C'mon C'mon
audience Reviews
, 77% Audience Score- Rating: 2 out of 5 starsA guy wanders NYC talking to his nephew. Not much happens, slow moving.
- Rating: 3 out of 5 starsIt's a well acted and real. It was too slow and the payoff at the and to mundane for my tastes.
- Rating: 4 out of 5 starsA very touching movie that is also realistic in its portrayal of humans as messy. The kid is annoying sometimes! The adult is inflexible sometimes! And while this movie can simply be enjoyed as a story of a man who has the chance to see the world through a kid's eyes, that's not even what it's really about to me.

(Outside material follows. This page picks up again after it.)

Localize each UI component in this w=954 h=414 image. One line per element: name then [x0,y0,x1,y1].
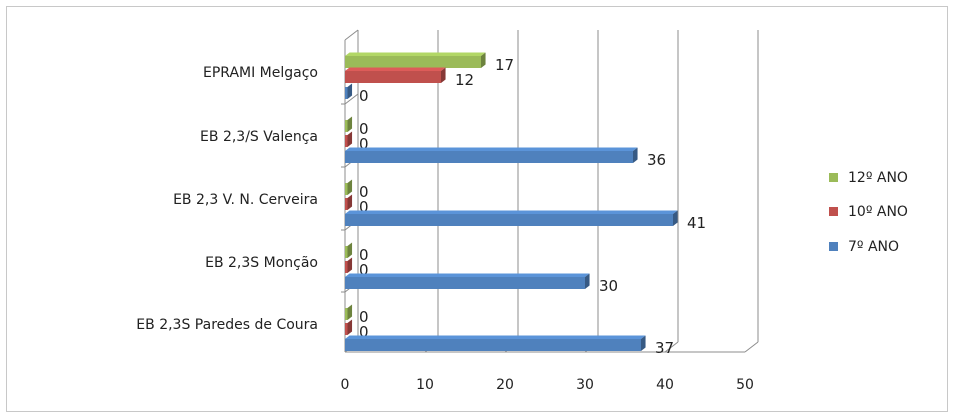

It's even more about a child modeling for an adult what it looks like to feel your feelings, a lesson that feelings are not bad in spite of what the current generation of adults were raised to think. It's also a beautiful story of reconciliation and reconnection between siblings. There are layers here and anchored by Joaquin Phoenix's reliable performance it's even more than meets the eye.
- Rating: 1.5 out of 5 starsI understand that this is an A-24 film and should be artistic, but I couldn't get into it. It has a very slow pace and after 20 minutes I was getting anxious for something to make me feel obligated to continue watching.
- Rating: 1.5 out of 5 starsI understand that this is an A-24 film and should be artistic, but I couldn't get into it. It has a very slow pace and after 20 minutes I was getting anxious for something to make me feel obligated to continue watching.
- Rating: 4 out of 5 starsIn the eye-opening greyscale, formulaic routine becomes more thoughtfully edged and approached innocently as Joaquin Phoenix, in recognizably reminisced form, interacts with a youthful perspective over the ever-changing world through his sweet dynamic with Woody Norman’s purifying mechanism as the discourse’s central heart within secondary extents. (B+)
- Rating: 3 out of 5 starsThought provoking opening lines, but the story isn't as much. C'mon C'mon stay awake ...
- Rating: 2.5 out of 5 starsIt's like being in the era after Saturday morning cartoons and eating cold plain oatmeal for breakfast with someone else's kid. Can someone just make some pancakes and turn on some cartoons? Mildly amusing for awhile then it just becomes a snore as nothing has developed, nothing is happening, and nothing has resolved... like cold, plain oatmeal.
- Rating: 3 out of 5 starsGreat exterior cinematography for the most part, beautiful shots of the cities where the story takes place. The movie is a bit convoluted, using three main angles - interviews with children, the relationship between a brother and sister, and the relationship between the sister's son and the uncle - to make the same points over and over... and over. It could lose 40 minutes and be a much better film. By the end it is "OK, I get it, can this be over now?" Some unearned scenes near the end are a bit eye rolling and do not ring true. It is a very indulgent and flawed piece of film making. Might be better received by people who think it is super cool and amazing to have and raise children. What it shows really is how mundane and quotidian the daily family conflicts of life are. These points were made to me, but not sure the makers of this were shooting for that, probably more like "Isn't this touching and deep and philosophical and meaningful?" which I did not find it to be.
- Rating: 3.5 out of 5 starsI do think that its basically a cliché, well made and acted, but a cliché nonetheless which becomes more obvious as the movie goes along. That said, Phoenix is unusually subdued here which is the strongest aspect of the movie.